Derrick – Is peer review fit to evaluate a new breed of research excellence?
In this article, Gemma Derrick, author of The Evaluators’ Eye, discusses the suitability of peer review, from its purpose to its process and outcomes.
All academics have felt the unmistakeable pang of disappointment that comes from being rejected from a grant, promotion or award. What should sting more is the knowledge that this rejection came from not one, but of a whole group of their own academic peers. Instead, academics accept the decision not because they think it is correct, but because they believe in the integrity of the peer review system. This is despite the peer review system suffering many attacks on its reliability and ability to make unbiased decisions. Indeed, in the face of these serious drawbacks, blind faith in the peer review system runs deep.
Despite its place as the gold standard of research evaluation, surprisingly little is known about how peer review works. Most research focuses on judging the fitness of peer review solely based on how ex-post assessments match other external quantitative measures of research excellence. To do so, however, is naïve and overlooks the fact that how peer review works is more a social than scientific process.
Understanding peer review this way, changes the way that its strengths are perceived. It also changes the way it is seen as an appropriate tool for judging notions of excellence that exist beyond academic. By studying peer review as a social process, rather than the product of its outcomes alone its future as the gold-standard in evaluation is less about patching its failures and more about understanding how panels can work better, smarter and towards more equitable outcomes.

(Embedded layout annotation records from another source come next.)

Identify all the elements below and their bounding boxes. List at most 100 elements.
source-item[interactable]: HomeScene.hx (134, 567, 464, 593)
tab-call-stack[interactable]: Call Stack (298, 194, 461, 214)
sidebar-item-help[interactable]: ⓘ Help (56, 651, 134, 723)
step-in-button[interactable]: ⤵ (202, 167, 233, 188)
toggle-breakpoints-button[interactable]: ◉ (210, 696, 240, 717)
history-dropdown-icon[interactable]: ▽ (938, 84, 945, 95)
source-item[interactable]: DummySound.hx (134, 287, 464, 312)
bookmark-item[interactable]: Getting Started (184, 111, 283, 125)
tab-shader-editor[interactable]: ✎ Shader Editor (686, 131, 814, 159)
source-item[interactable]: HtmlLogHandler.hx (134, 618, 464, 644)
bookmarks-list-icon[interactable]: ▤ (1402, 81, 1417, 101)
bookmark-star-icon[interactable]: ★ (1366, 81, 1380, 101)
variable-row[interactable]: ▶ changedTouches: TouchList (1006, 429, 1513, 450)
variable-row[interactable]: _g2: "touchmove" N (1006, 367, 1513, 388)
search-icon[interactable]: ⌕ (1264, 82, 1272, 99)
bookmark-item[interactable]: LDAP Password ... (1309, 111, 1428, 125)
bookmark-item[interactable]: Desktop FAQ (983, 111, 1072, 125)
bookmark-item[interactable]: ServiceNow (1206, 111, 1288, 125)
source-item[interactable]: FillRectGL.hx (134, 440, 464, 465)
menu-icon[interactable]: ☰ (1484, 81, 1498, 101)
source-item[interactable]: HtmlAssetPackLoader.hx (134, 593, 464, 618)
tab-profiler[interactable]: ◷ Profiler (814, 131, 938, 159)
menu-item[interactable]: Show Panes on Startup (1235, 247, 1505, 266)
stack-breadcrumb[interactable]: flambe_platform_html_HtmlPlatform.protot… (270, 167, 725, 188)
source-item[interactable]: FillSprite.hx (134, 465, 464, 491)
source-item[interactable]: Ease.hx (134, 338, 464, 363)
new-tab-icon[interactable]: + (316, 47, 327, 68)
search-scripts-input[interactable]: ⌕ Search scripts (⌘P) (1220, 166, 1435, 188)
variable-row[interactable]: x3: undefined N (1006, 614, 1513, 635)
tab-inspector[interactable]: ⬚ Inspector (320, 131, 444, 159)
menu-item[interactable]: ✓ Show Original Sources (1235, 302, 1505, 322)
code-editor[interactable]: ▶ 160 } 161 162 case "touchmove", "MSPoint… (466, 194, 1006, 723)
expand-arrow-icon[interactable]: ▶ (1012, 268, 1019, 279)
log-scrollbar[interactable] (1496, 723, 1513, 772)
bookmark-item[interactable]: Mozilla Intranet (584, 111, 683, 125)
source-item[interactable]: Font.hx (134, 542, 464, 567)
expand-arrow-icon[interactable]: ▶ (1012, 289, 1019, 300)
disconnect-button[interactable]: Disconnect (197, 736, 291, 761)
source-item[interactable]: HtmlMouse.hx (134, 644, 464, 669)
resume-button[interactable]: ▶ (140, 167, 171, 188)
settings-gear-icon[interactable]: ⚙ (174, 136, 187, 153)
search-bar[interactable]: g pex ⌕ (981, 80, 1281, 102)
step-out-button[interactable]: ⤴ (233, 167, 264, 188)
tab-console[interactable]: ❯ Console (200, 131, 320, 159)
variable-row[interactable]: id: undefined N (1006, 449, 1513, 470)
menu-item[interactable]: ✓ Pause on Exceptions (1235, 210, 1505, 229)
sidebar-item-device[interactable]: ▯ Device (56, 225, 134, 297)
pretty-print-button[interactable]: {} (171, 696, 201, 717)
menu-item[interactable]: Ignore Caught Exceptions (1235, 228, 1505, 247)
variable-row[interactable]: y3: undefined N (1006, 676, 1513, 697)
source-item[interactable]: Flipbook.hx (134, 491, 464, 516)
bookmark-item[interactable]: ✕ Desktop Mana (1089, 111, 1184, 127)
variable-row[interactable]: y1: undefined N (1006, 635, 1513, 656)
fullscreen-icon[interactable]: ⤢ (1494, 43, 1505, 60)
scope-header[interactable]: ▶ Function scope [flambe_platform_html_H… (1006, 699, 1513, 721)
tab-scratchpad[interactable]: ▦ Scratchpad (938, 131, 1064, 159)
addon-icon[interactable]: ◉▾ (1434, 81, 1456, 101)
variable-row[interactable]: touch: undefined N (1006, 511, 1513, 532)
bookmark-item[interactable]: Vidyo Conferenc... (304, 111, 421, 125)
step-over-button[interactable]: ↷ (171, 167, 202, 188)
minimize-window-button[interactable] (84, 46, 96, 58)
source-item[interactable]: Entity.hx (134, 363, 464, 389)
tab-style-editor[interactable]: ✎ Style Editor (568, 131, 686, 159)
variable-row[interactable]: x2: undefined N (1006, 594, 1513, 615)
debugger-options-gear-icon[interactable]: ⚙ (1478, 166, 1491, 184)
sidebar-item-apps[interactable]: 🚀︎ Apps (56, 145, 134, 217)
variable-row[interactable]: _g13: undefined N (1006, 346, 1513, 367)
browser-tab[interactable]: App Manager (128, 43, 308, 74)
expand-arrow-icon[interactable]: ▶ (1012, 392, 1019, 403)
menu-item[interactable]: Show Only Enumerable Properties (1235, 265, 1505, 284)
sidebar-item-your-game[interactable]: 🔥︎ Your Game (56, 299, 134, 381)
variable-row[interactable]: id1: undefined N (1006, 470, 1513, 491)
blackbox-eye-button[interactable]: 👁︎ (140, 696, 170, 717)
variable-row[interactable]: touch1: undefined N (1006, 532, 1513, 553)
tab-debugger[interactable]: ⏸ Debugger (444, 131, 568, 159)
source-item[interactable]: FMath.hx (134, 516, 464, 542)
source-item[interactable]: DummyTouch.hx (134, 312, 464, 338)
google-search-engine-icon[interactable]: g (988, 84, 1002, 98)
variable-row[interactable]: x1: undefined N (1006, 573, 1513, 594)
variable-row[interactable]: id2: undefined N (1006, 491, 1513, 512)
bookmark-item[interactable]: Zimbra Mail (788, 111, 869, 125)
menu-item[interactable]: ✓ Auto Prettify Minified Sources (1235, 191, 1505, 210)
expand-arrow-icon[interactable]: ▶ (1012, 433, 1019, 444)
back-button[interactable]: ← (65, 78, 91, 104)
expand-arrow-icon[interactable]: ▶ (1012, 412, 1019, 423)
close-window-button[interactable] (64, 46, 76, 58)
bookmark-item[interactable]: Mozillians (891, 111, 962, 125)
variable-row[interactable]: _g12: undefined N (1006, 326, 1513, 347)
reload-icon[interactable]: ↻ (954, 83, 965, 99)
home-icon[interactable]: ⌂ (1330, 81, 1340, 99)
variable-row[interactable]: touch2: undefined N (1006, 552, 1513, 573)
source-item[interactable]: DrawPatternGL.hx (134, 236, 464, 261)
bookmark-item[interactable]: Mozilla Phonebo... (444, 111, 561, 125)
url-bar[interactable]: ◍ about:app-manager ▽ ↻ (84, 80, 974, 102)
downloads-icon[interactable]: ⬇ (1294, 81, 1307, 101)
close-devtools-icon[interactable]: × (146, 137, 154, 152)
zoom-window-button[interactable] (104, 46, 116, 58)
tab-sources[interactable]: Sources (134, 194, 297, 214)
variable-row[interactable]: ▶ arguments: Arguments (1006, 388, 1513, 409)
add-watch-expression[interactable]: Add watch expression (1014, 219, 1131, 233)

Peer review, for all wants and purposes, is an excellent tool for assessing traditional notions of academic excellence. In these situations, the peers that govern the process are not just experts in a specific topic area, but also were subjected to the same process of academic socialisation as the applicant. This results in both the applicant and evaluator sharing a common understanding of research excellence; a meeting of academic minds that guides how both the application is constructed as well as how it is evaluated.
Currently, the understanding of what constitutes research excellence is expanding to consider activities and achievements beyond the realms of academia. This has come hand in hand with governments in the UK, US, Australia, New Zealand and across Europe calling for greater transparency and accountability for the public funding of research. For research, it means that excellence is no longer constrained to the traditional expectations of writing high quality, high impact journal articles and books; collaborate internationally; have continued success in obtaining competitive grants; and producing knowledge for knowledge sake. Now, there is an expectation that researchers be rewarded and held accountable to how their research influences broader society.
There is nothing new to this view, in fact researchers have implicitly been using their research to influence society for decades. What is controversial is the idea that researchers be rewarded formally for these activities and that, using the peer review system to legitimise this new mode of research production, that such activities are incentivised. However, the question remains as to whether a process that built its reputation on assessing traditional modes of research productivity is fit for the purpose of evaluating these new, and ambiguous research criteria.
Indeed, for assessing notions of excellence that extend beyond academia, the very foundation of expertise and peer is blurred, and without certainty in this foundation, there is no longer a shared understanding to drive the process, nor validate the evaluation outcomes. To counteract this, some panels include non-academic evaluators who represent a variety of societal stakeholder groups. However, there are still problems with the extent these non-academics can function as part of an academic-dominated panel culture, and contribute to deliberations and validate the decision to use peer review to evaluate non-academic criteria.
Instead, to assess its suitability for evaluating Impact and other emerging and ambiguous criteria, peer review must be viewed not as a filtering mechanism, but as a human exercise that requires airing multiple ideas, and reaching a consensus through negotiation and capitulation on an individual level. This seems simple enough, but studying this process with the view to optimise it is another story entirely. Peer review is a black box, and there are strong political and organisations reasons for keeping it as such. This means that it is overwhelmingly difficult to “get inside” to be able to assess the assessors, and to explore in real time how decisions about notions of value are made by groups of experts. As such, old methodological tools are no longer suitable. What is needed is a level of creativity in our methodological approaches that uses thinking based on diplomacy, methodological innovation and interdisciplinary design. After all, if we judge the suitability of peer review based solely on the outcomes it produces, then we are only seeing part of the problem.